She discovers peace through walking meditation
ABOUT CAROLYN SINCLAIR
OCCUPATION: Walking meditation instructor
CONNECTION: Memorial resident
FAST FACT: Although math wasn't her strong suit in high school, Sinclair considers the bachelor's degree she earned in applied mathematics at the University of Houston-Downtown a time of self-discovery. "I really did discover what I liked about myself," she says.
When her marriage of 25 years drew to a close in 1999, Memorial resident Carolyn Sinclair felt herself sinking into an emotional quicksand.
"I lost 20 pounds in one month," says Sinclair. "They wanted to hospitalize me. That's how bad it was."
Sinclair had immersed herself in tai chi, chi gong and sitting meditation starting in the mid-1990s, but none of those Asian meditative practices helped her tunnel through her troubles the divorce had caused.
That's when a friend recommended to her another Asian practice known as walking meditation.

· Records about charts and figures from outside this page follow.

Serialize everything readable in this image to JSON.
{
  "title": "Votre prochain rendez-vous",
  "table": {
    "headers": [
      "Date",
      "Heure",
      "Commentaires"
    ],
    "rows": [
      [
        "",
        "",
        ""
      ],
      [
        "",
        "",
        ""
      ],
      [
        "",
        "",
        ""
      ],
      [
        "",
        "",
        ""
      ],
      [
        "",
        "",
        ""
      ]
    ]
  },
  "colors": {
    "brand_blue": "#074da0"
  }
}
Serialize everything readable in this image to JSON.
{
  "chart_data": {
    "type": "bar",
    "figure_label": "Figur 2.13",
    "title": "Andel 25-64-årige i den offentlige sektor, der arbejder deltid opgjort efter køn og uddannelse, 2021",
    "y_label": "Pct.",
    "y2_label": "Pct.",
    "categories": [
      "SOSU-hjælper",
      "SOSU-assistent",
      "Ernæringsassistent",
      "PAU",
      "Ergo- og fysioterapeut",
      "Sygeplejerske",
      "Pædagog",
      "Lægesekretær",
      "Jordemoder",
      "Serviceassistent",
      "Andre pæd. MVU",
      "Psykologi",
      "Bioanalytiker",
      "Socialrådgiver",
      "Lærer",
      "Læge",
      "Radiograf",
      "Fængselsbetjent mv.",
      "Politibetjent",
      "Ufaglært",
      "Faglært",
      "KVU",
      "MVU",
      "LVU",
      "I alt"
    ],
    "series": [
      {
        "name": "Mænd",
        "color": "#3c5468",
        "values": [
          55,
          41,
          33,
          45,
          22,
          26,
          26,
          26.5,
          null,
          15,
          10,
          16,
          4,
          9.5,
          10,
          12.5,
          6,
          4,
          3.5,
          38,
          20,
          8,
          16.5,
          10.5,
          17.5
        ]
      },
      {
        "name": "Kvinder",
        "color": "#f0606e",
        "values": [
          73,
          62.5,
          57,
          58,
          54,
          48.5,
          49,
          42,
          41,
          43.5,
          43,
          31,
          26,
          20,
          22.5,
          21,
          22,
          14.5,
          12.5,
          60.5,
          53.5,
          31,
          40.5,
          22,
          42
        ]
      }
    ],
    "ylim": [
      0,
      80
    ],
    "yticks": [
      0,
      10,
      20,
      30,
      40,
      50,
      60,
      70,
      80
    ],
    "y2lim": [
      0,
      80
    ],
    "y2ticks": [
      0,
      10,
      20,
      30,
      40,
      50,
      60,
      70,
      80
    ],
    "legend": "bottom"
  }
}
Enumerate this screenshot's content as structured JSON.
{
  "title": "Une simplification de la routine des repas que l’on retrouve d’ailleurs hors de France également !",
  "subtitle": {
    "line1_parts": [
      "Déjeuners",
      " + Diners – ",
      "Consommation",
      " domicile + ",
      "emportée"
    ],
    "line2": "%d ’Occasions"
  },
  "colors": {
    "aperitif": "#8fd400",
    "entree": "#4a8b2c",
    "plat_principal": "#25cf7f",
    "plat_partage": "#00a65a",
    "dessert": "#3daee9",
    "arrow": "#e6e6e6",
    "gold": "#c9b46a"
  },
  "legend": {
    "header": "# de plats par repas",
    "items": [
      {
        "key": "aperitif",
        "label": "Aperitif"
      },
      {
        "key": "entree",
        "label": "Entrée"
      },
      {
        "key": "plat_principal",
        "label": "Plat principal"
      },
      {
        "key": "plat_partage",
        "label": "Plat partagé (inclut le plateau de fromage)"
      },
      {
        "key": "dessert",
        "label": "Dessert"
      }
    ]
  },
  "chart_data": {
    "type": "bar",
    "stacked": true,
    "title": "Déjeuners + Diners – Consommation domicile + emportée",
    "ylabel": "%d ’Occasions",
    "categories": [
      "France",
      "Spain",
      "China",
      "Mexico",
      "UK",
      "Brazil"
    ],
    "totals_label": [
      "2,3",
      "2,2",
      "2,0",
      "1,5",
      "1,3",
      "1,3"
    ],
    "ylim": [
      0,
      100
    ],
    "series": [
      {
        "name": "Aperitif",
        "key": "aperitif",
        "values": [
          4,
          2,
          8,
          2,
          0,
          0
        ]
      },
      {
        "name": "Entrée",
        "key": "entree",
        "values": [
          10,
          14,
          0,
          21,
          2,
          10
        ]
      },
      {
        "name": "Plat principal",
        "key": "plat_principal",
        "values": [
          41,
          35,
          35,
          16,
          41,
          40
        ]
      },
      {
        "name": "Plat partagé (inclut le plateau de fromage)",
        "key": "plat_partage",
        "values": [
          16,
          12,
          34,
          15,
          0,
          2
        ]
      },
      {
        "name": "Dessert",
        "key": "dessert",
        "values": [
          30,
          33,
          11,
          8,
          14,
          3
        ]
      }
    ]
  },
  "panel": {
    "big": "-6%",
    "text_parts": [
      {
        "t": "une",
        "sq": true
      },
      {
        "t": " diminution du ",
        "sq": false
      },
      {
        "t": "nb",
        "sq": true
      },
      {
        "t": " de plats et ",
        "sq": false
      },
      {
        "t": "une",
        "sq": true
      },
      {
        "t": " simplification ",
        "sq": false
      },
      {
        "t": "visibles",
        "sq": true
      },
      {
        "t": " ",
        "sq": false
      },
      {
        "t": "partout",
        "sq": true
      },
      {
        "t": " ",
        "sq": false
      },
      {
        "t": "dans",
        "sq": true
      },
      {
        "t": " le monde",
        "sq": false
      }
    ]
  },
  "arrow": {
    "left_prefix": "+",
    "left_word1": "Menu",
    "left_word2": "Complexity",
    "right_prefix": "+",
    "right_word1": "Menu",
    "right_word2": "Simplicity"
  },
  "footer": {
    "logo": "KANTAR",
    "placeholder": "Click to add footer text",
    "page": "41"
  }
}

Sinclair gave it a try even though she initially looked a bit askance at the mystical Asian practice.
Gradually she began to notice how meditative walking became a game changer in her life. She was happier, more relaxed and more adaptable to change. She now teaches meditative walking at seminars and workshops. More information is available at her website, www.walking-meditation.com.
"When I started walking, I could tell something was very different about it," says Sinclair. "Eventually I became very sensitive to energies, and I could tell how powerful walking meditation was. Within six months, I was fine. There were subtle changes in my skin and face, and my health improved very quickly."
Sinclair cites a number of links on her website that touts walking meditation's impressive health benefits, from abating eating disorders, to assuaging heart-damaging anger to increasing the dehydroepiandrosterone hormone that helps the body fight viral, bacterial and parasitic infections and treat HIV patients to prevent it from progressing into AIDS.
The emotional, physical and spiritual benefits of walking meditation is essential to "centering" a person's life, says Sinclair.
"The very essence of who we are is peace," she says. "The very essence of who we are is joy, oneness with everything. Walking meditation allows us to tap into that which is nonjudgment clarity."
A person must learn to focus on the present, not on the past or what may happen in the future, to achieve such clarity, says Sinclair.
"It can only happen if we are in the present moment, and that can only happen if you're in a state of communion with yourself, in a state of quietness and peacefulness with yourself," Sinclair says.